With the above in mind, let's think provocatively but practically. Artificial intelligence is not replacing people in general; it is replacing (or rather, compressing and reconfiguring) specific tasks within a relatively small segment of the global labor market, especially formal, connected, and digitally literate; and in doing so, it reveals what we did not want to see: that the great divide is not "humans vs machines," but "included vs excluded." With this, for a company, the focus changes. The question is not how many jobs will we eliminate? but what part of our work is repetitive, what part requires judgment, and what part involves human relationships? AI often yields better results when it acts as scaffolding to accelerate learning and standardize best practices (as mentioned earlier, this is why it benefits novice profiles more in certain environments), but it can currently hinder when used as a substitute for judgment, responsibility, or contextual knowledge.

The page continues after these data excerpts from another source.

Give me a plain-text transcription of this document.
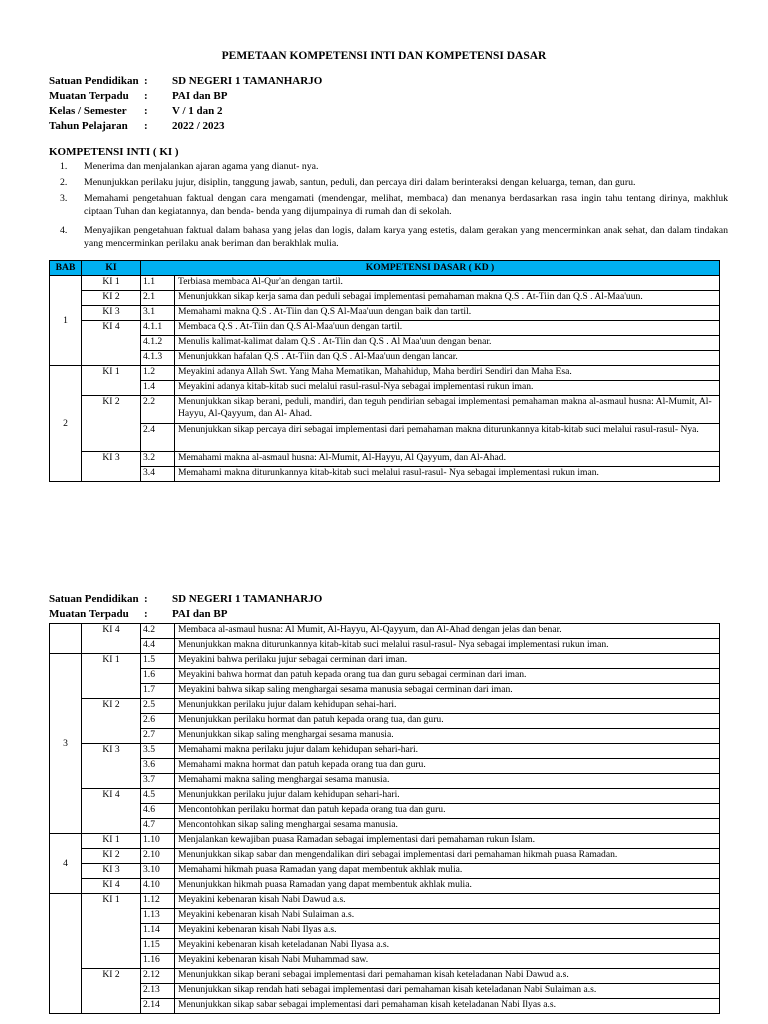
PEMETAAN KOMPETENSI INTI DAN KOMPETENSI DASAR
Satuan Pendidikan : SD NEGERI 1 TAMANHARJO
Muatan Terpadu : PAI dan BP
Kelas / Semester : V / 1 dan 2
Tahun Pelajaran : 2022 / 2023
KOMPETENSI INTI ( KI )
1. Menerima dan menjalankan ajaran agama yang dianut- nya.
2. Menunjukkan perilaku jujur, disiplin, tanggung jawab, santun, peduli, dan percaya diri dalam berinteraksi dengan keluarga, teman, dan guru.
3. Memahami pengetahuan faktual dengan cara mengamati (mendengar, melihat, membaca) dan menanya berdasarkan rasa ingin tahu tentang dirinya, makhluk ciptaan Tuhan dan kegiatannya, dan benda- benda yang dijumpainya di rumah dan di sekolah.
4. Menyajikan pengetahuan faktual dalam bahasa yang jelas dan logis, dalam karya yang estetis, dalam gerakan yang mencerminkan anak sehat, dan dalam tindakan yang mencerminkan perilaku anak beriman dan berakhlak mulia.
BAB	KI	KOMPETENSI DASAR ( KD )	
1	KI 1	1.1	Terbiasa membaca Al-Qur'an dengan tartil.
	KI 2	2.1	Menunjukkan sikap kerja sama dan peduli sebagai implementasi pemahaman makna Q.S . At-Tiin dan Q.S . Al-Maa'uun.
	KI 3	3.1	Memahami makna Q.S . At-Tiin dan Q.S Al-Maa'uun dengan baik dan tartil.
	KI 4	4.1.1	Membaca Q.S . At-Tiin dan Q.S Al-Maa'uun dengan tartil.
		4.1.2	Menulis kalimat-kalimat dalam Q.S . At-Tiin dan Q.S . Al Maa'uun dengan benar.
		4.1.3	Menunjukkan hafalan Q.S . At-Tiin dan Q.S . Al-Maa'uun dengan lancar.
2	KI 1	1.2	Meyakini adanya Allah Swt. Yang Maha Mematikan, Mahahidup, Maha berdiri Sendiri dan Maha Esa.
		1.4	Meyakini adanya kitab-kitab suci melalui rasul-rasul-Nya sebagai implementasi rukun iman.
	KI 2	2.2	Menunjukkan sikap berani, peduli, mandiri, dan teguh pendirian sebagai implementasi pemahaman makna al-asmaul husna: Al-Mumit, Al-Hayyu, Al-Qayyum, dan Al- Ahad.
		2.4	Menunjukkan sikap percaya diri sebagai implementasi dari pemahaman makna diturunkannya kitab-kitab suci melalui rasul-rasul- Nya.
	KI 3	3.2	Memahami makna al-asmaul husna: Al-Mumit, Al-Hayyu, Al Qayyum, dan Al-Ahad.
		3.4	Memahami makna diturunkannya kitab-kitab suci melalui rasul-rasul- Nya sebagai implementasi rukun iman.
Satuan Pendidikan : SD NEGERI 1 TAMANHARJO
Muatan Terpadu : PAI dan BP
	KI 4	4.2	Membaca al-asmaul husna: Al Mumit, Al-Hayyu, Al-Qayyum, dan Al-Ahad dengan jelas dan benar.
		4.4	Menunjukkan makna diturunkannya kitab-kitab suci melalui rasul-rasul- Nya sebagai implementasi rukun iman.
3	KI 1	1.5	Meyakini bahwa perilaku jujur sebagai cerminan dari iman.
		1.6	Meyakini bahwa hormat dan patuh kepada orang tua dan guru sebagai cerminan dari iman.
		1.7	Meyakini bahwa sikap saling menghargai sesama manusia sebagai cerminan dari iman.
	KI 2	2.5	Menunjukkan perilaku jujur dalam kehidupan sehai-hari.
		2.6	Menunjukkan perilaku hormat dan patuh kepada orang tua, dan guru.
		2.7	Menunjukkan sikap saling menghargai sesama manusia.
	KI 3	3.5	Memahami makna perilaku jujur dalam kehidupan sehari-hari.
		3.6	Memahami makna hormat dan patuh kepada orang tua dan guru.
		3.7	Memahami makna saling menghargai sesama manusia.
	KI 4	4.5	Menunjukkan perilaku jujur dalam kehidupan sehari-hari.
		4.6	Mencontohkan perilaku hormat dan patuh kepada orang tua dan guru.
		4.7	Mencontohkan sikap saling menghargai sesama manusia.
4	KI 1	1.10	Menjalankan kewajiban puasa Ramadan sebagai implementasi dari pemahaman rukun Islam.
	KI 2	2.10	Menunjukkan sikap sabar dan mengendalikan diri sebagai implementasi dari pemahaman hikmah puasa Ramadan.
	KI 3	3.10	Memahami hikmah puasa Ramadan yang dapat membentuk akhlak mulia.
	KI 4	4.10	Menunjukkan hikmah puasa Ramadan yang dapat membentuk akhlak mulia.
	KI 1	1.12	Meyakini kebenaran kisah Nabi Dawud a.s.
		1.13	Meyakini kebenaran kisah Nabi Sulaiman a.s.
		1.14	Meyakini kebenaran kisah Nabi Ilyas a.s.
		1.15	Meyakini kebenaran kisah keteladanan Nabi Ilyasa a.s.
		1.16	Meyakini kebenaran kisah Nabi Muhammad saw.
	KI 2	2.12	Menunjukkan sikap berani sebagai implementasi dari pemahaman kisah keteladanan Nabi Dawud a.s.
		2.13	Menunjukkan sikap rendah hati sebagai implementasi dari pemahaman kisah keteladanan Nabi Sulaiman a.s.
		2.14	Menunjukkan sikap sabar sebagai implementasi dari pemahaman kisah keteladanan Nabi Ilyas a.s.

In human terms, if we care about digital inclusion, the most viable (and at the same time honest) path should be more of a social infrastructure agenda than a technological trend. Basic digital literacy for adults and youth, practical training within companies of all sizes, designing tools in clear language and in our language, adoption through processes, and an explicit goal of participation. If this is not done, AI may close gaps among the connected, but it will widen the distance with those who remain outside. Thus, we return to the mirror of 1975. Productivity does not fail because technology is useless; it fails because we sell huge promises and omit the slow work: changing habits, closing gaps, building capacities, sharing responsibilities. The “Paperless Office” did not arrive as a slogan, but rather came (with certain nuances) as a result of sustained discipline. Productivity with AI will arrive similarly; less as something magical or prophetic, perhaps more as a collective project that decides who enters, who learns, and who leads.